Souvenons-nous
Le Gendarme de Saint-Tropez, la faible trace narrative
consistait pour Louis de Funès et ses collègues à traquer les
nudistes qui envahissaient les plages de Saint-Tropez. Perdrix
reprend cette idée et ce vocabulaire, des « nudistes
révolutionnaires » occupent une forêt des Vosges
(vocabulaire, on ne dit plus nudiste mais naturiste) et la
gendarmerie locale est chargé d'une histoire de vol de voiture.
L'ouverture
de Perdrix est en forme de coup de poing et rappelle les
meilleurs débuts des meilleurs films de Bertrand Blier. Une voiture
s'arrête sur une aire d'autoroute, sa conductrice Juliette Webb
(Maud Wyler) fait une pause, s'assoit et commence à écrire sur son
cahier. De la forêt sort une femme nue comme un vers.
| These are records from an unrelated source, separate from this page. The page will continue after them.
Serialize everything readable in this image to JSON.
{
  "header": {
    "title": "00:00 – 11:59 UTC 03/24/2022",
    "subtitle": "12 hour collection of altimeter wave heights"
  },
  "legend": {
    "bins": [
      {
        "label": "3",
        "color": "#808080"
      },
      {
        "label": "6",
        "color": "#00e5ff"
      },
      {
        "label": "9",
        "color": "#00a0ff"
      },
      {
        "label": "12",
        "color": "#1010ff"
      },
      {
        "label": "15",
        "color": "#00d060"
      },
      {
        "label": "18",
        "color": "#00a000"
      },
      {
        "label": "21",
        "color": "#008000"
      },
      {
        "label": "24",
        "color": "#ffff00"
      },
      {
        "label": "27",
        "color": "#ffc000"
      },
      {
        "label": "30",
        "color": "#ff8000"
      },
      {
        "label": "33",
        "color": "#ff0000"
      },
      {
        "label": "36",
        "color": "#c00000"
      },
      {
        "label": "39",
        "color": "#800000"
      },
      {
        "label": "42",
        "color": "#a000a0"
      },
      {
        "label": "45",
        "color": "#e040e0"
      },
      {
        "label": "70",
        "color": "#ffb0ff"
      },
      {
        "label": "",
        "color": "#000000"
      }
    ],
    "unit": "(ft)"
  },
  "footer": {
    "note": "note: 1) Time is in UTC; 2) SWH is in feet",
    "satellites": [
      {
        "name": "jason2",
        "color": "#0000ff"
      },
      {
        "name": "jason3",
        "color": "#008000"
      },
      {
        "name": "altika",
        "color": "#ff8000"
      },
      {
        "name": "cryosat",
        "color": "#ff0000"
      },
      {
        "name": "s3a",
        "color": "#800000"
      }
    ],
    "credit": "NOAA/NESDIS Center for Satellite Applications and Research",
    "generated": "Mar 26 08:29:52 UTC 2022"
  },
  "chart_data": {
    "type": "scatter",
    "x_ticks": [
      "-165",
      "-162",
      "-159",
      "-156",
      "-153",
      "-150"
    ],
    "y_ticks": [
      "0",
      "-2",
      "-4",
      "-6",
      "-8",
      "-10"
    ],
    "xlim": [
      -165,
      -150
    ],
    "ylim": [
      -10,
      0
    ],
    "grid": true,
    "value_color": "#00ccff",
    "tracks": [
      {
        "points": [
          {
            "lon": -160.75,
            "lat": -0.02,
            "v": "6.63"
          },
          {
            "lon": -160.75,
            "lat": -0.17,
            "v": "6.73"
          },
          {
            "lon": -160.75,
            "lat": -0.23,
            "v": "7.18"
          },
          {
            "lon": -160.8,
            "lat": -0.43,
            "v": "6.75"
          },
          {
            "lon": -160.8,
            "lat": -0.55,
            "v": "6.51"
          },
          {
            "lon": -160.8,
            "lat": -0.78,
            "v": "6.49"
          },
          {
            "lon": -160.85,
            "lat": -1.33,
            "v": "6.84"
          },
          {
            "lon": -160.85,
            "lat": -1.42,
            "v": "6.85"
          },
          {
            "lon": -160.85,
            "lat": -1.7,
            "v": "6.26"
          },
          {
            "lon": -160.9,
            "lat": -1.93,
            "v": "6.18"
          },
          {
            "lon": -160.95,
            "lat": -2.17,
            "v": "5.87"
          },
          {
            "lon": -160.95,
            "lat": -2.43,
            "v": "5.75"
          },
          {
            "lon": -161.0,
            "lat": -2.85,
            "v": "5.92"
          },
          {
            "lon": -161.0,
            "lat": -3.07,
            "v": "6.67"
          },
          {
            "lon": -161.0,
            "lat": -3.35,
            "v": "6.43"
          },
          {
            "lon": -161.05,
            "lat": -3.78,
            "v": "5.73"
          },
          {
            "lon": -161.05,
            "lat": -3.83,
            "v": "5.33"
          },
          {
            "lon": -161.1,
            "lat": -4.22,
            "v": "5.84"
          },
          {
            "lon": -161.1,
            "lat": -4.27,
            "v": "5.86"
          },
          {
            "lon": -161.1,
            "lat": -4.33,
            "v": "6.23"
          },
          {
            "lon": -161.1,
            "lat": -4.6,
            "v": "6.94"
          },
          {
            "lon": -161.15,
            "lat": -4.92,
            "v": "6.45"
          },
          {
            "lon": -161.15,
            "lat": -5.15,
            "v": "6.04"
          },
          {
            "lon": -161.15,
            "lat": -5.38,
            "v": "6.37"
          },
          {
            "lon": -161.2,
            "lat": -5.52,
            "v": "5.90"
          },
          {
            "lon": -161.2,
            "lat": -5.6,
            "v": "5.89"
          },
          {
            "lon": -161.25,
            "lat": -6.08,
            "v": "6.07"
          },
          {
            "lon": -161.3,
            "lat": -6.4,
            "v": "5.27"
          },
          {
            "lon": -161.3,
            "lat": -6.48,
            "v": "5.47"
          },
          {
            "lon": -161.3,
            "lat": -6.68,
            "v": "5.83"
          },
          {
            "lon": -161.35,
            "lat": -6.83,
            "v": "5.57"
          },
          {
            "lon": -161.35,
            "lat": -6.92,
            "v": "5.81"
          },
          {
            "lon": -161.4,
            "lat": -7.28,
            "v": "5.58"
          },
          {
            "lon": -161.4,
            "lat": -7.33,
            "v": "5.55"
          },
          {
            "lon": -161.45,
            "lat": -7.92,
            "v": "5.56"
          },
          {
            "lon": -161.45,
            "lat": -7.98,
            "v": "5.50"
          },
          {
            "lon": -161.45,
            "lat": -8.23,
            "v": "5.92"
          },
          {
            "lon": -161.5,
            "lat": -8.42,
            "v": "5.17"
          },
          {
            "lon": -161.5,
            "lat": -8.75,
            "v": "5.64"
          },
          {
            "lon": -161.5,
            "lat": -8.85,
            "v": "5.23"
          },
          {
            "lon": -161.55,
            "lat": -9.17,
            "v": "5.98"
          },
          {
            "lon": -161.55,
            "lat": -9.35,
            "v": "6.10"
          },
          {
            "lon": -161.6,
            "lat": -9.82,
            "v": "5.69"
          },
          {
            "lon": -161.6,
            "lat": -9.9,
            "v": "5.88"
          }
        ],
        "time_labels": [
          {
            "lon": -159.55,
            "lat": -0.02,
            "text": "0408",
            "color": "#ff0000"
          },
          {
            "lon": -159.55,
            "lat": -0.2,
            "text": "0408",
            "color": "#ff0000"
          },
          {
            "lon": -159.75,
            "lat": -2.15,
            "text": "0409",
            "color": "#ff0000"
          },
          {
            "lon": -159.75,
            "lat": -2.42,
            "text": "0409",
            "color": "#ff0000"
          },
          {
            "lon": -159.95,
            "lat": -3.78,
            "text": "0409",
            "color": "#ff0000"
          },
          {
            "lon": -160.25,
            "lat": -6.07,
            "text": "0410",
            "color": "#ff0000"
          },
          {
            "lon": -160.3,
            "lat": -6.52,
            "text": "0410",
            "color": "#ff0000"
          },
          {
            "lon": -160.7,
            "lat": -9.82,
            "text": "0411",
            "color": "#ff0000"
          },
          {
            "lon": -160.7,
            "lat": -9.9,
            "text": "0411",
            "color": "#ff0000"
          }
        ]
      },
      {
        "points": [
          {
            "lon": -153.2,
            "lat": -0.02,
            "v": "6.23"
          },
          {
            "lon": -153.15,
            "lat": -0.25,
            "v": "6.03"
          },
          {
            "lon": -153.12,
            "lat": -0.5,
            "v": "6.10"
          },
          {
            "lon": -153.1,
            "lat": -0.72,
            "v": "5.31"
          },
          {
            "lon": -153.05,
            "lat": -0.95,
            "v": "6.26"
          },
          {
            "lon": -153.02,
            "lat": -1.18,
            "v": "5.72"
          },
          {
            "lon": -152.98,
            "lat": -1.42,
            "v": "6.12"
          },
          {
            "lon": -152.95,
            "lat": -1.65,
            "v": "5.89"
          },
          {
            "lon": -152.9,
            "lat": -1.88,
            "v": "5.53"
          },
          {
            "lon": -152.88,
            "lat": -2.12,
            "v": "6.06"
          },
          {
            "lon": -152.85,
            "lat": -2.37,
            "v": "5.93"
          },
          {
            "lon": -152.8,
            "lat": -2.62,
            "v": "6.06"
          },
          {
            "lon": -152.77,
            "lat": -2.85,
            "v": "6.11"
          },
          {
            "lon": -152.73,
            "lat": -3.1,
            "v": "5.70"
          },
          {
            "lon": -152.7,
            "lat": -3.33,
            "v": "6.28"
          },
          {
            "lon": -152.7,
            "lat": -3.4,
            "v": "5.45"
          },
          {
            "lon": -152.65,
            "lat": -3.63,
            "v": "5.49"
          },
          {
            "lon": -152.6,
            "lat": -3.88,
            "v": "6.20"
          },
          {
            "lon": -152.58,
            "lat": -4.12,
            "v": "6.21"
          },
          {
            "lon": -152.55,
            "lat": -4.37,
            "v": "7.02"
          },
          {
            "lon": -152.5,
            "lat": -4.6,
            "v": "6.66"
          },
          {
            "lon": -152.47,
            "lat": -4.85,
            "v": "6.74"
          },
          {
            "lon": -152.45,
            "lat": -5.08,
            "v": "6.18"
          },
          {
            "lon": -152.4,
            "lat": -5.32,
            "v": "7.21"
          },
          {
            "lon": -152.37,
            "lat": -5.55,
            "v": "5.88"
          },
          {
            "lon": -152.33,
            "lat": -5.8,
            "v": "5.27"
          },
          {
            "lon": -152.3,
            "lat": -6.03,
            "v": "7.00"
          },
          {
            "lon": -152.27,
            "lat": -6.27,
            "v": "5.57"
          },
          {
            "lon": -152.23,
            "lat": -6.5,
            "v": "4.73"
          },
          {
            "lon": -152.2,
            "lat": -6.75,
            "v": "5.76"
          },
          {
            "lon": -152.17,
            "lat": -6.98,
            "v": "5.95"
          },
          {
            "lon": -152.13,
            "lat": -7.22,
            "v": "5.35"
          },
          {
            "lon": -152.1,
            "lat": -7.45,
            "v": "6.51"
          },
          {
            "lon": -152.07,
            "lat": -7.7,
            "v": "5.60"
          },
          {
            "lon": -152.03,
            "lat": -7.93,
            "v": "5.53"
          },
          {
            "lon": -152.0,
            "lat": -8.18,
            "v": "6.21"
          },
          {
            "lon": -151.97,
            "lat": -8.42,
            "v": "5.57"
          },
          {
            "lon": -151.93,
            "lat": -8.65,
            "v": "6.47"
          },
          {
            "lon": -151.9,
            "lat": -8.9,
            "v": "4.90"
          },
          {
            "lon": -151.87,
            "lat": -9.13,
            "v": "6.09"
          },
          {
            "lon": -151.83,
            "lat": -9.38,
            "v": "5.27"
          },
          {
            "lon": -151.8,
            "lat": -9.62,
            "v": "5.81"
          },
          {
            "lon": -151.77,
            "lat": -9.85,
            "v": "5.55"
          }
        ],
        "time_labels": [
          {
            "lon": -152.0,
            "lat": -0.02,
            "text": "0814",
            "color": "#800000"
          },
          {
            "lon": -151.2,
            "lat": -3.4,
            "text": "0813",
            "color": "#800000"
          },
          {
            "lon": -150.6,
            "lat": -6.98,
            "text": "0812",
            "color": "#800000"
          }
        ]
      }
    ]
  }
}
Les deux
femmes s'observent, la « nudiste » entre dans la voiture,
démarre et s'enfuit laissant pantoise.
D'après
ce qu'elle dit, toute la vie de Juliette était dans cette voiture.
Elle le dit au capitaine de gendarmerie, Pierre Perdrix (Swann
Arlaud). Là voici cette gendarmerie de ce village où la frénésie
n'est pas aussi forte qu'à Saint-Tropez, loin de là. La description
des hommes de Perdrix est l'occasion régulière de ralentir le récit
et d'approcher une vision de personnages en marge, l'un rêve d'être
chanteur, un autre d'embrasser le capitaine.
Cette
torpeur au travail n'est pour l'instant troublée par rien, à peine
le gendarme Michel, celui qui veut embrasser son patron parce que son
amoureux l'a quitté, prend la présence d'un tank de la seconde
guerre mondiale pour anecdotique. Il sera enlevé le lendemain,
déclare-t-il. Rien ne se passe dans le village, c'est pour cela que
l'arrivée électrique de Juliette Webb est un événement qui va
tout chambouler.
C'est
le principe du film, un tourbillon vient dépoussiérer Pierre
Perdrix, coincé entre cette gendarmerie sans affaires et une famille
lourde et castratrice. La mère Thérèse (Fanny Ardant), plus
évaporée que jamais croit faire de la radio dans son garage (en
mode Allo Macha), le frère Juju (Nicolas Maury) se prétend
spécialiste des vers de terre, il a une fille qui fait du ping-pong
dans sa chambre (hommage à Wes Anderson).
Ce
sont donc deux mondes qui s'entrechoquent et Erwan Le Duc n'a pas
peur, pour son premier film, de montrer les cinéastes qu'il admire
et qui l'ont inspirés. Le film est une suite de facéties de
Juliette (webb évoque la toile d'araignée) et la fantaisie n'est
jamais loin. Il se permet des accélérations du récit, l'arrivée
d'Atmen Kelif par exemple pour une reconstitution d'une bataille
contre les nazis où Pierre et Juliette s'incrustent.
Chouettes
paysages filmés semble-t-il en 35mm, choix musicaux élégants et
cocasses (une scène de boîte de nuit où tout le monde danse sur
Tchiki Boum du Niagara). C'est moins délirant que La Fille du 14
juillet, encore que l'actrice Maud Wyler est aussi étonnante que
Vimala Pons. Son regard fiévreux face à celui si étrange de Swann
Arlaud est l'un des attraits majeurs du film.